A well-known example is Michael Skakel who was fifteen when he killed Martha Moxley. He wasn’t tried until he was middle age, when he was tried as a juvenile.
It’s a story that began sometime on October 30, 1975, in Greenwich, Connecticut. It may have started before then, but that’s the date 15-year-old Martha Moxley was brutally murdered with a golf club.
Almost immediately, suspicion fell on three individuals. Kennedy Littleton, a live-in tutor at the Skakel house,, Thomas Skakel and his brother Michael Skakel. Littleton was hired by the Skakel’s parents while Thomas and Michael competed in everything as brothers will. On the night of Martha’s murder, Michael climbed a tree in his parent’s yard and watched Thomas and Martha make out under the branches.
Martha’s body was beneath the tree the next morning.
No one was charged, and the case drifted in cold case files for decades. When William Kennedy Smith was tried for rape in 1991, a rumor started he may have been present the night Martha was murdered. While the rumor proved to be unfounded, it did renew interest in the case.
Dominick Dunne, an author, published in 1993 ‘A Season in Purgatory,’ a fictional account of the Martha Moxley murder. Mark Fuhrman, infamous for his involvement in the O.J. Simpson murder trial, wrote his book in 1998. “Murder in Greenwich” and named Michael as the murderer and highlighted the mistakes made by the police during the initial investigation.

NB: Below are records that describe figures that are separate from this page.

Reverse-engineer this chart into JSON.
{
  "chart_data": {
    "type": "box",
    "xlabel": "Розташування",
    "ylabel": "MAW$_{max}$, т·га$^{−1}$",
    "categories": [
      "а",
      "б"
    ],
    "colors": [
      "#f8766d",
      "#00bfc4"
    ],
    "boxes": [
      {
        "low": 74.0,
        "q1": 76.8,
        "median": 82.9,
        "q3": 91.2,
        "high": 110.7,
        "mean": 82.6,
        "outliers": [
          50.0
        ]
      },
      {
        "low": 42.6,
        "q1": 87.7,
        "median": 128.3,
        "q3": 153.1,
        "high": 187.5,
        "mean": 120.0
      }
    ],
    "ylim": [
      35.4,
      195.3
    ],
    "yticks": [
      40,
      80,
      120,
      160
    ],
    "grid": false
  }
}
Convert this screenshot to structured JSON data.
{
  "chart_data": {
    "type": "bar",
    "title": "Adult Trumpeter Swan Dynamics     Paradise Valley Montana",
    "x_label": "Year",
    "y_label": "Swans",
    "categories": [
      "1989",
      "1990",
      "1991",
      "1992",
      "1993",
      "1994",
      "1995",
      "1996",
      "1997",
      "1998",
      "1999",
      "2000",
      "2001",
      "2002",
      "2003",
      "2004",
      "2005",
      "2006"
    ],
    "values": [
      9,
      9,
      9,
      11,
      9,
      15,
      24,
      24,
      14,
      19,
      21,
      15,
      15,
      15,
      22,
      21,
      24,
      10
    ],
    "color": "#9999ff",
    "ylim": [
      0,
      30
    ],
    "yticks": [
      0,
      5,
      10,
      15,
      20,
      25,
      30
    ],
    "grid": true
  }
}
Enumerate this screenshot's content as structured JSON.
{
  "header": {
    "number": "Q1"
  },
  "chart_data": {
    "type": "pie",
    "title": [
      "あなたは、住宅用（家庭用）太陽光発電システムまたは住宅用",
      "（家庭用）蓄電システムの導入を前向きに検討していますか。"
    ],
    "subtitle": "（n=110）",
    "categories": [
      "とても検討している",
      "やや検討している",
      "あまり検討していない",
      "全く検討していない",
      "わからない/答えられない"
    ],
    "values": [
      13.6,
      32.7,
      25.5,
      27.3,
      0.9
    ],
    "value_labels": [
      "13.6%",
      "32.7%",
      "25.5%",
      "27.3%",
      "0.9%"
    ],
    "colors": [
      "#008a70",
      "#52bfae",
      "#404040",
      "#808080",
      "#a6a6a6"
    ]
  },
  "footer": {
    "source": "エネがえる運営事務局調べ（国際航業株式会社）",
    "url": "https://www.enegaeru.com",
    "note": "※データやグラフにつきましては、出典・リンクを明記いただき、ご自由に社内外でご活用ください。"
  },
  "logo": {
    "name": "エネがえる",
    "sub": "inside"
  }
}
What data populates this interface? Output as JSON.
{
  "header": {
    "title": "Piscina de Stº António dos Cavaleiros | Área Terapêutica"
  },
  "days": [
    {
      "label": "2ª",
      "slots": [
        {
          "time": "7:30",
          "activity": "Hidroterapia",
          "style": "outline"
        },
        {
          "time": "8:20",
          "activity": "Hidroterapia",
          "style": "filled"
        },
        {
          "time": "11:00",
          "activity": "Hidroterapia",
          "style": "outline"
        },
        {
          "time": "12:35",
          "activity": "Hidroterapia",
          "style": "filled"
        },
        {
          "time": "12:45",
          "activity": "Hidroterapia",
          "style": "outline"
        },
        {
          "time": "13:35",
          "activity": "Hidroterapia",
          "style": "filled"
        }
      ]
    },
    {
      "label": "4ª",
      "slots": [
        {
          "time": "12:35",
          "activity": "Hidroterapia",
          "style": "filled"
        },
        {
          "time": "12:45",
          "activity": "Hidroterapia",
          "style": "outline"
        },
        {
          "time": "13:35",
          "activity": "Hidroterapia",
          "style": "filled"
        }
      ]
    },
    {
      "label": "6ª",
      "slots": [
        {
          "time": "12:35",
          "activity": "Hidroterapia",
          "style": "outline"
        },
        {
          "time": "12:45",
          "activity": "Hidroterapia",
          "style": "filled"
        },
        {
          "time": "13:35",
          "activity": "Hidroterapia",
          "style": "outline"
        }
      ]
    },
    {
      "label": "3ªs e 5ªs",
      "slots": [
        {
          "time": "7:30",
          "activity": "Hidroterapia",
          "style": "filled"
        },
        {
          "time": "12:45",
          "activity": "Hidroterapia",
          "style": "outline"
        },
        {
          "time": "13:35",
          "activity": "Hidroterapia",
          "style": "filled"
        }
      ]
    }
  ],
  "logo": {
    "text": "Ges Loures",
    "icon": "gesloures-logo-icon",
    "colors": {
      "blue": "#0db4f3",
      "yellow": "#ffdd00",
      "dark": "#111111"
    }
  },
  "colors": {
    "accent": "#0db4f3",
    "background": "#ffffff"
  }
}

A one-man grand jury was seated to review the case in June 1998 and in January 2000, Michael was arrested for Moxley’s murder. A judge decided Skakel would be tried as an adult and his trial began in May 2002. The following month, Skakel was found guilty and sentenced to 20-years to life behind bars.
Skakel was granted a new trial in October 2013 which led to Skakel’s release on $1.2 million bond the next month. Skakel was retried in October 2017, his sentence reinstated, and was returned to prison to finish out his 20-to-life sentence.
Skakel will complete his sentence in an adult prison. Prior to 2017, New York City juveniles were sent to adult prisons as well. With a new law, that changes.
New York City Changes Incarceration Patterns For Youth
Beginning in October 2019, teenagers will not be sent to jails and prisons housing older offenders. With a $163 billion infusion, New York will send 16 and 17 year-olds to family and youth courts. and hold them in juvenile facilities.
According to Raise the Age, a push to campaign for changing the age of criminal responsibility, the new law will affect 28,000 sixteen and seventeen-year-olds who are arrested each year in New York. Over 70% of young arrestees are Latino or Black.
Advocates claim the new law shows the state’s readiness to put young people’s rehabilitation first. Juvenile justice researches have been aware of the adverse results coming from criminalizing youth.
Risks of sexual assault are five times higher for teenagers in adult facilities and, for their ‘protection,’ youth are often locked in solitary confinement.
The likelihood of suicide skyrockets when teens are placed in adult prisons. They are also more apt to become live-long criminals than their counterparts in the juvenile system.
As humanity creeps into the judicial system, adults will still be tried for crimes committed as juveniles, but at least juveniles won’t have to suffer the draconian outcomes of being locked up in an adult prison.